Budget 2019 expectations: Banking, finance sector demand incentives, alternate mechanism for KYC authentication
The barring of private companies from using Aadhaar for KYC authentication has increased compliance cost.
Budget 2019 demands: The banking and financial sector in India has demanded incentives and an alternate mechanism for KYC authentication from the Narendra Modi government when his Finance Minister Arun Jaitley when the Indian budget gets presented in parliament on February 1. They said current KYC norms enhances the compliance cost of the banks, which is leading to the lowering of loan disbursal by various Indian banks. They said coming budget would be an ideal occasion to meet their age-old demand.
Dr. Arun Singh, Lead Economist at Dun and Bradstreet told Zee Business online, "The barring of private companies from using Aadhaar for KYC authentication has increased compliance cost. We expect the budget to provide some incentives to the banking and financial industry to come up with an alternate mechanism to authenticate their customers online. Further, we also expect the government to propose plans for centralisation of compliance processes in order to lower compliance costs."

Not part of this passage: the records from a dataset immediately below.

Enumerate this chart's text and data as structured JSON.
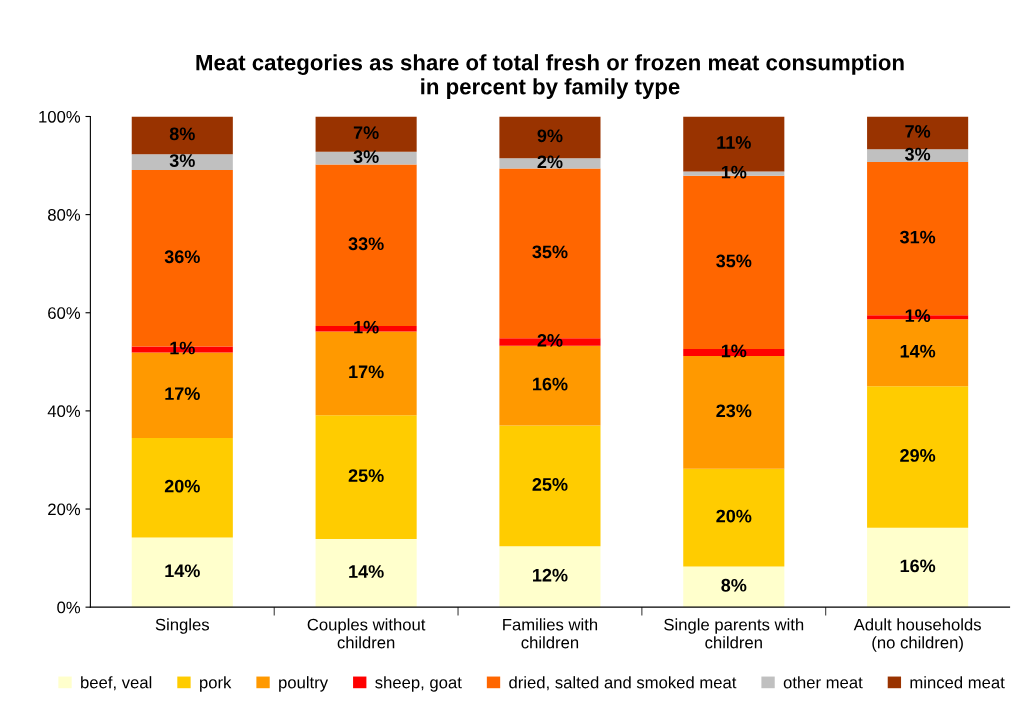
{
  "chart_data": {
    "type": "bar",
    "stacked": true,
    "title": "Meat categories as share of total fresh or frozen meat consumption\nin percent by family type",
    "categories": [
      "Singles",
      "Couples without\nchildren",
      "Families with\nchildren",
      "Single parents with\nchildren",
      "Adult households\n(no children)"
    ],
    "series": [
      {
        "name": "beef, veal",
        "color": "#ffffcc",
        "values": [
          14.2,
          13.9,
          12.4,
          8.3,
          16.2
        ],
        "value_labels": [
          "14%",
          "14%",
          "12%",
          "8%",
          "16%"
        ]
      },
      {
        "name": "pork",
        "color": "#ffcc00",
        "values": [
          20.3,
          25.2,
          24.6,
          19.9,
          28.8
        ],
        "value_labels": [
          "20%",
          "25%",
          "25%",
          "20%",
          "29%"
        ]
      },
      {
        "name": "poultry",
        "color": "#ff9900",
        "values": [
          17.4,
          17.1,
          16.3,
          23.0,
          13.7
        ],
        "value_labels": [
          "17%",
          "17%",
          "16%",
          "23%",
          "14%"
        ]
      },
      {
        "name": "sheep, goat",
        "color": "#ff0000",
        "values": [
          1.2,
          1.1,
          1.5,
          1.4,
          0.8
        ],
        "value_labels": [
          "1%",
          "1%",
          "2%",
          "1%",
          "1%"
        ]
      },
      {
        "name": "dried, salted and smoked meat",
        "color": "#ff6600",
        "values": [
          36.0,
          32.9,
          34.6,
          35.3,
          31.2
        ],
        "value_labels": [
          "36%",
          "33%",
          "35%",
          "35%",
          "31%"
        ]
      },
      {
        "name": "other meat",
        "color": "#c0c0c0",
        "values": [
          3.2,
          2.6,
          2.1,
          0.9,
          2.6
        ],
        "value_labels": [
          "3%",
          "3%",
          "2%",
          "1%",
          "3%"
        ]
      },
      {
        "name": "minced meat",
        "color": "#993300",
        "values": [
          7.7,
          7.2,
          8.5,
          11.2,
          6.7
        ],
        "value_labels": [
          "8%",
          "7%",
          "9%",
          "11%",
          "7%"
        ]
      }
    ],
    "ylim": [
      0,
      100
    ],
    "yticks": [
      {
        "value": 0,
        "label": "0%"
      },
      {
        "value": 20,
        "label": "20%"
      },
      {
        "value": 40,
        "label": "40%"
      },
      {
        "value": 60,
        "label": "60%"
      },
      {
        "value": 80,
        "label": "80%"
      },
      {
        "value": 100,
        "label": "100%"
      }
    ],
    "grid": false,
    "legend": "bottom"
  }
}
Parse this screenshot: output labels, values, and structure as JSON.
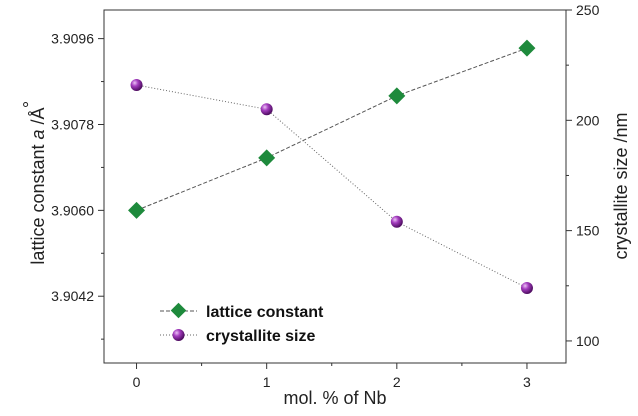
{
  "chart_data": {
    "type": "line",
    "x": [
      0,
      1,
      2,
      3
    ],
    "xticks": [
      "0",
      "1",
      "2",
      "3"
    ],
    "xlabel": "mol. % of Nb",
    "xlim": [
      -0.25,
      3.3
    ],
    "left_axis": {
      "label_main": "lattice constant ",
      "label_var": "a",
      "label_unit": " /",
      "label_symbol": "Å",
      "label_ring": "°",
      "ticks": [
        "3.9042",
        "3.9060",
        "3.9078",
        "3.9096"
      ],
      "tick_values": [
        3.9042,
        3.906,
        3.9078,
        3.9096
      ],
      "ylim": [
        3.9028,
        3.9102
      ]
    },
    "right_axis": {
      "label": "crystallite size /nm",
      "ticks": [
        "100",
        "150",
        "200",
        "250"
      ],
      "tick_values": [
        100,
        150,
        200,
        250
      ],
      "ylim": [
        90,
        250
      ]
    },
    "series": [
      {
        "name": "lattice constant",
        "axis": "left",
        "values": [
          3.906,
          3.9071,
          3.9084,
          3.9094
        ],
        "color": "#1e8a3c",
        "marker": "diamond",
        "line": "dashed"
      },
      {
        "name": "crystallite size",
        "axis": "right",
        "values": [
          216,
          205,
          154,
          124
        ],
        "color": "#8a2aa0",
        "marker": "sphere",
        "line": "dotted"
      }
    ],
    "legend": "bottom-left",
    "grid": false
  }
}
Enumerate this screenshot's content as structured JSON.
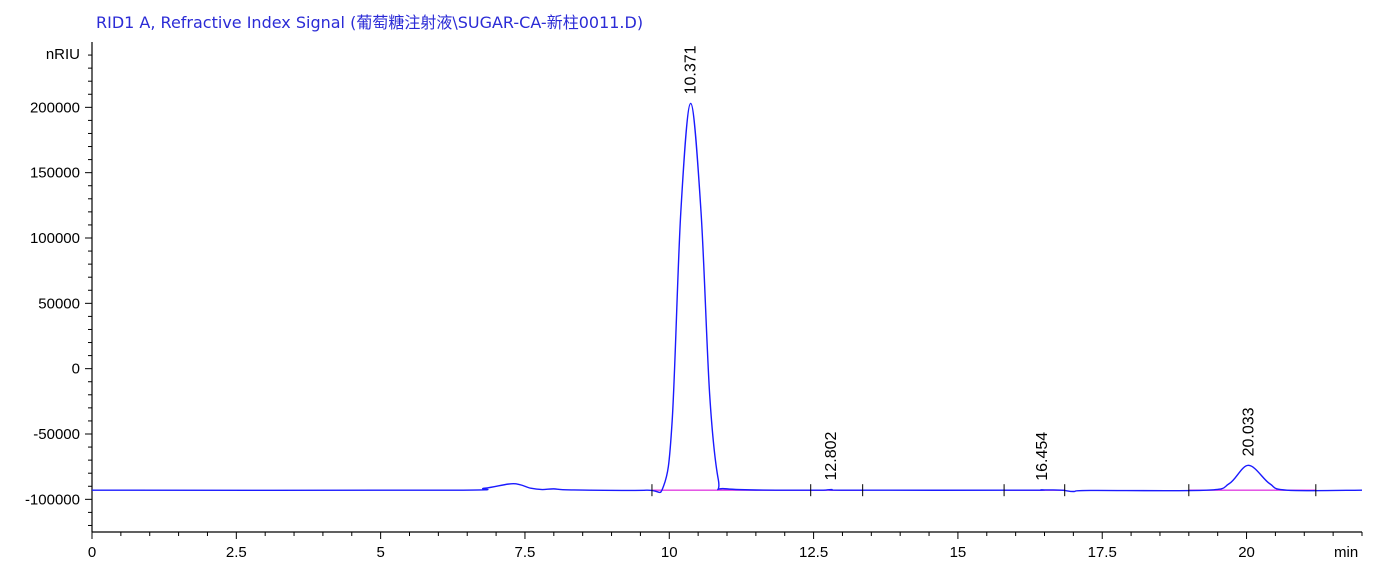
{
  "chart_data": {
    "type": "line",
    "title": "RID1 A, Refractive Index Signal (葡萄糖注射液\\SUGAR-CA-新柱0011.D)",
    "xlabel": "min",
    "ylabel": "nRIU",
    "xlim": [
      0,
      22
    ],
    "ylim": [
      -125000,
      250000
    ],
    "x_ticks": [
      0,
      2.5,
      5,
      7.5,
      10,
      12.5,
      15,
      17.5,
      20
    ],
    "x_tick_labels": [
      "0",
      "2.5",
      "5",
      "7.5",
      "10",
      "12.5",
      "15",
      "17.5",
      "20"
    ],
    "y_ticks": [
      -100000,
      -50000,
      0,
      50000,
      100000,
      150000,
      200000
    ],
    "y_tick_labels": [
      "-100000",
      "-50000",
      "0",
      "50000",
      "100000",
      "150000",
      "200000"
    ],
    "series": [
      {
        "color": "#1a1aff",
        "baseline": -93000,
        "points": [
          [
            0,
            -93000
          ],
          [
            6.2,
            -93000
          ],
          [
            6.8,
            -91500
          ],
          [
            7.3,
            -88000
          ],
          [
            7.6,
            -91500
          ],
          [
            7.8,
            -92500
          ],
          [
            8.0,
            -92000
          ],
          [
            8.3,
            -92800
          ],
          [
            9.6,
            -93000
          ],
          [
            9.9,
            -90000
          ],
          [
            10.05,
            -40000
          ],
          [
            10.2,
            120000
          ],
          [
            10.371,
            203000
          ],
          [
            10.55,
            120000
          ],
          [
            10.7,
            -20000
          ],
          [
            10.85,
            -85000
          ],
          [
            11.0,
            -92000
          ],
          [
            12.5,
            -93000
          ],
          [
            12.802,
            -92500
          ],
          [
            13.1,
            -93000
          ],
          [
            16.2,
            -93000
          ],
          [
            16.454,
            -92700
          ],
          [
            16.8,
            -93000
          ],
          [
            17.0,
            -94000
          ],
          [
            17.3,
            -93200
          ],
          [
            19.3,
            -93000
          ],
          [
            19.7,
            -88000
          ],
          [
            20.033,
            -74000
          ],
          [
            20.4,
            -88000
          ],
          [
            20.7,
            -93000
          ],
          [
            22,
            -93000
          ]
        ]
      }
    ],
    "baseline_segments": [
      {
        "color": "#e040e0",
        "x": [
          9.7,
          12.45
        ]
      },
      {
        "color": "#e040e0",
        "x": [
          12.45,
          13.35
        ]
      },
      {
        "color": "#e040e0",
        "x": [
          15.8,
          16.85
        ]
      },
      {
        "color": "#e040e0",
        "x": [
          19.0,
          21.2
        ]
      }
    ],
    "integration_marks": [
      9.7,
      12.45,
      13.35,
      15.8,
      16.85,
      19.0,
      21.2
    ],
    "peaks": [
      {
        "x": 10.371,
        "y": 203000,
        "label": "10.371"
      },
      {
        "x": 12.802,
        "y": -92500,
        "label": "12.802"
      },
      {
        "x": 16.454,
        "y": -92700,
        "label": "16.454"
      },
      {
        "x": 20.033,
        "y": -74000,
        "label": "20.033"
      }
    ],
    "grid": false,
    "legend": "none"
  }
}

Bhupinder Singh, Founder and CEO at Incred told Zee Business online, "Today, leading NBFCs draw power from cutting-edge technologies. Their advanced approach has enabled them to decrease their TAT (turnaround time) in loan processing while also ensuring that the NPAs remain considerably low and diminish progressively. NBFCs have increased their overall market share in MSME credit by around 17 per cent year-on-year till a mid-last year, whereas private sector bank's share only increased by 6.4 per cent and public sector bank's decreased by around 9 per cent. Similar results can be seen in consumer credit. Having said that, we strongly believe that the budget should have some subsidies for the MSME segment and credit support to enable them to continue growing and borrow effectively for that. It will help in bridging the prevailing credit gap and acquaint our nation with experience superior growth rate while tangibly increasing the employment opportunities."